At The University of Toledo Plastination Laboratory, Dr. Carlos Baptista, associate professor of neurosciences and president of the International Society for Plastination, can be seen preserving brains and other organs with plastic, a process called plastination.
“The plastination of organs is a somewhat simple process but it is very time-consuming,” Baptista said. “I like to think of plastination as an art and a science. When I look at a specimen and the techniques that I am using, I know exactly what I want the finished product to look like.”
Plastination is the process of preserving and demonstrating anatomical specimens to retain most of their natural features using a plastic resin. The process was developed in 1977 by Dr. Gunther von Hagens at the University of Heidelberg. Plastinated organs are used to view the specimens in their natural forms for medical study.

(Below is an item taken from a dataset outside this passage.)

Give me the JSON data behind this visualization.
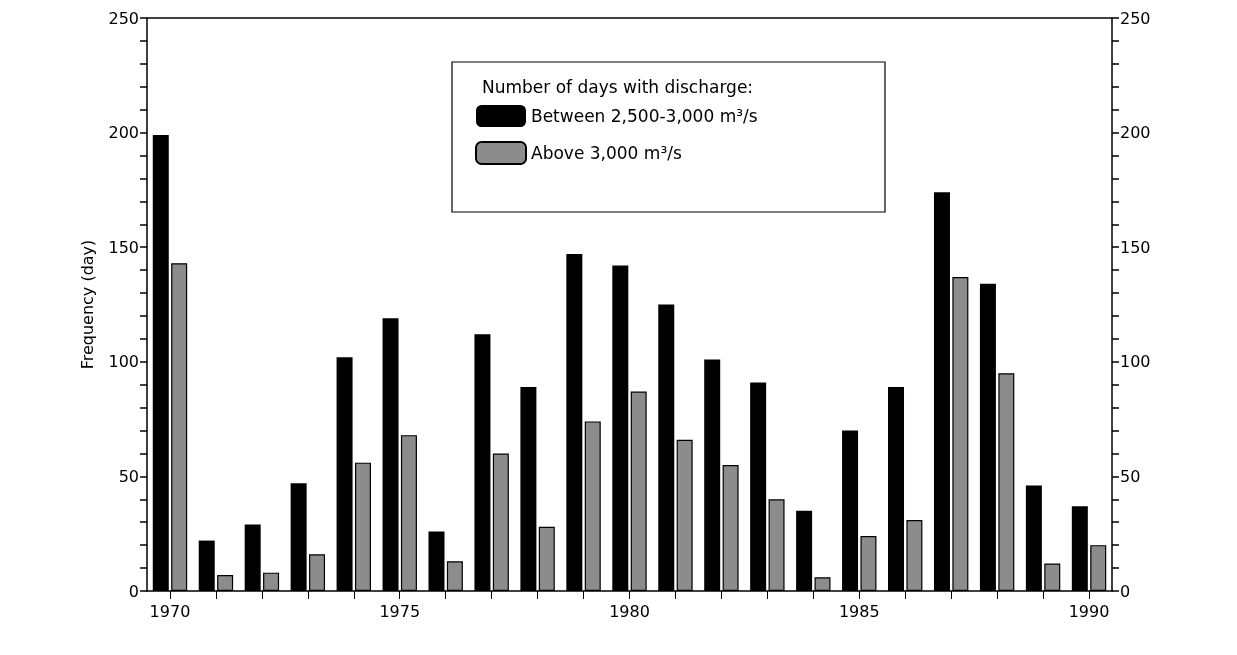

Currently, Baptista’s plastinated brains can be seen at two prestigious museums. The most recent display of his work is at the American Museum of Natural History in New York City, where a showcase contains two brains, one normal and one affected by Alzheimer’s disease. The two brains are on loan to the museum for the duration of the exhibit titled “Brain: The Inside Story.”

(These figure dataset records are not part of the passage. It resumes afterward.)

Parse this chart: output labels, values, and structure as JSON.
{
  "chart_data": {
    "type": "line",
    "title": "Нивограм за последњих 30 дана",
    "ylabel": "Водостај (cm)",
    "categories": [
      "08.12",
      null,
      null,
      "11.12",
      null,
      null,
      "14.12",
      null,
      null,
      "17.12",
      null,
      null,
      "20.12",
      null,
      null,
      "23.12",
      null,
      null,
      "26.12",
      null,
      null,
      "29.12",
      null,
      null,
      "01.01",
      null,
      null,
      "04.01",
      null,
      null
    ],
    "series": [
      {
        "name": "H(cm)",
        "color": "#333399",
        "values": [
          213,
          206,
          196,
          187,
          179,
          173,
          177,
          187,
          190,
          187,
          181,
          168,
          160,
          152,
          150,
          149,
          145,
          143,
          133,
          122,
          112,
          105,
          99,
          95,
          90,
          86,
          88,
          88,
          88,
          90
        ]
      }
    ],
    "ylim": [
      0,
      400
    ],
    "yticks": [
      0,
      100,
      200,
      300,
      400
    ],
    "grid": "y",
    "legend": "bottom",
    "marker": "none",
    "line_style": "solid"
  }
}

The other brain that Baptista plastinated has been on display since 1992 in the Museum of Science and Industry in Chicago. It is in a permanent exhibit called “Imaging: The Tools of Science” that shows a cross-sectioned brain next to corresponding CAT scan images. The exhibit won a distinguished award in 1993 from the American Association of Museums.
“I am very honored for the opportunity to present my work, not only for me, but for the Department of Neurosciences and the College of Medicine at UT,” Baptista said.
Originally from Brazil, Baptista joined the former Medical College of Ohio in 1987, the same year the Plastination Laboratory was founded as a multidisciplinary effort by the departments of Anatomy, Pathology, Radiology and Dentistry. Baptista is the director of the Plastination Laboratory.
The process of plastination takes an abundance of time. To plastinate one brain, Baptista said takes anywhere from two to four months. The process begins by removing all of the water from the tissue. This process, called dehydration, takes four weeks. The brain is then soaked in acetone for four weeks until it is ready for the forced impregnation, which vacuums out the acetone and injects a polymer into the tissue. The final part of the process is curing, in which the brain is hardened by a chemical that reacts with the silicone.
Baptista said the scientific exploration and educational value provided by the brains in New York and Chicago would not be possible without the generosity of donors who give their bodies to science through the University’s Anatomical Donation Program.
“More than 1,500 students learn about health and disease each semester at UT. They learn from the donated bodies, fulfilling the desires of the donors to educate the health-care students and the general population,” he said.
UT will host the 2011 10th International Interim Meeting for Plastination in July. There will be a mini-exhibit open to the public displaying plastinated specimens from many laboratories around the world and a workshop during the meeting, which is scheduled for July 9-12.